What does the planned Kroger-Albertsons marriage mean for the industry?
Grocery experts sound off on the potential repercussions of the proposed $24.6 billion merger for both the industry and shoppers.
October 14, 2022
So far, 2022 has been all about rising grocery prices. But Friday’s news of the Herculean merger between Kroger and Albertsons will likely shift the conversation for quite some time.
Under the $24.6 billion proposed merger agreement, Kroger will acquire all of Albertsons’ stock for $34.10 per share and will assume the roughly $4.7 billion in Albertsons’ debt.
Shoppers are battling historic inflation at grocery stores and in the past 12 months, the food-at-home index has risen 13%, which raises the question of the timing of the merger.
“What makes this the right time and place for this merger: Mergers are not like sandwiches you can order in a restaurant with the toppings you want, they are combinations of unique, singular companies,” Richard Kestenbaum, partner of Triangle Capital LLC, a retail and consumer-focused mergers and acquisitions boutique, and an investor with Albertsons, told WGB.

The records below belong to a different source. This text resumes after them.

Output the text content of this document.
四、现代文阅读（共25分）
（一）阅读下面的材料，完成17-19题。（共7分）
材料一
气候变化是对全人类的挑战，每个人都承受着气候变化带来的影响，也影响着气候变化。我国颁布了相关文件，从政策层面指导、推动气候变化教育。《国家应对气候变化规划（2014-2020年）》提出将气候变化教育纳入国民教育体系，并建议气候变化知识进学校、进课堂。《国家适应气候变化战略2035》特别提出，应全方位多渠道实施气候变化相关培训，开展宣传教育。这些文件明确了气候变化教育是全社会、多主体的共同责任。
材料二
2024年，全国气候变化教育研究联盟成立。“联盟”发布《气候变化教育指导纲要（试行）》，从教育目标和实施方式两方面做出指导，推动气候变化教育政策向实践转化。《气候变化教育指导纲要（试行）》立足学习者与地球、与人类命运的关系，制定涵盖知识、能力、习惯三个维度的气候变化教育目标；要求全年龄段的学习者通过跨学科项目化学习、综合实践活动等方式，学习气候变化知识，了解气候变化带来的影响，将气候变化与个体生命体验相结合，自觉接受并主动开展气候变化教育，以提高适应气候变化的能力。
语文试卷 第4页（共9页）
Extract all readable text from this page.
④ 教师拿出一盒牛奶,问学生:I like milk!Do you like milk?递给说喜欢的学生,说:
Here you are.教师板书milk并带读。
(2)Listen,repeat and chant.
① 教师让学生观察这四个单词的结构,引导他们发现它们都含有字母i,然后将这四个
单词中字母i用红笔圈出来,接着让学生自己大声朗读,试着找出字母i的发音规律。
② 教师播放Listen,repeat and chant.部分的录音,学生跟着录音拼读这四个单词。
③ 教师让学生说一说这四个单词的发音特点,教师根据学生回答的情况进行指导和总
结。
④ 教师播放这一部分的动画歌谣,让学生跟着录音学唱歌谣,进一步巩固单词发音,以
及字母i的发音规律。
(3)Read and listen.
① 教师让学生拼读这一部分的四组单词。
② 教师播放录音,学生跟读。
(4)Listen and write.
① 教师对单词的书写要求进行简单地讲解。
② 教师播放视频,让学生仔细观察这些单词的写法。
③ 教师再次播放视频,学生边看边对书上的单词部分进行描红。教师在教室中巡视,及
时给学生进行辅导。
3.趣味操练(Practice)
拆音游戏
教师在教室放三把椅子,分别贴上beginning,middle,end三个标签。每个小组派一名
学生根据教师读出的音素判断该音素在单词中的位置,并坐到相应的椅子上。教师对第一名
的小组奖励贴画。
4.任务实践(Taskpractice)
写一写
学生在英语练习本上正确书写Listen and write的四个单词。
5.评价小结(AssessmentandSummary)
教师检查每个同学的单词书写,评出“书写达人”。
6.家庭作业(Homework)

“There is a need for consolidation because the industry will need fewer stores as more consumers shop online over time,” Kestenbaum added. “And to compete against Walmart and Amazon, the industry needs capital to acquire and develop technology to make last-mile delivery profitable, something that has not been done yet at scale. And Kroger and Albertsons need buying power that their combined scale will give them to compete as well.”
Merging the stand-alone grocers to become a bigger player is not necessarily better, some industry experts argue. Historically speaking, mergers and acquisitions in the grocery industry don’t always go as planned. In 2015 Albertsons and Safeway completed their $9.2 billion merger. As a condition of the merger, they agreed to sell 168 supermarkets to settle Federal Trade Commission charges, but critics at the time said that wasn’t enough to dampen higher prices and reduced choices.
If approved, the deal is expected to close in early 2024, putting the Cincinnati-based Kroger, which is the country’s second-largest grocer by market share, behind Walmart. Which drives the question: How much share will this deal score for Kroger?
“There is no reason to believe that super-competitors such as Walmart or Amazon will be impacted to any significant degree unless—and this is a huge unless—the merged operation finds new ways to create value to customers and consumers by crafting a better go-to-market strategy, new offerings that reflect new consumer lifestyles and realities, and adopt innovative new approaches to food retailing rather than continue the pattern of reactionary planning that has typified the chain grocery industry for the past 30 years or so,” Ryan Mathews, a former journalist, editor, publisher and declared “philosopher of e-commerce” by Wired magazine, told WGB.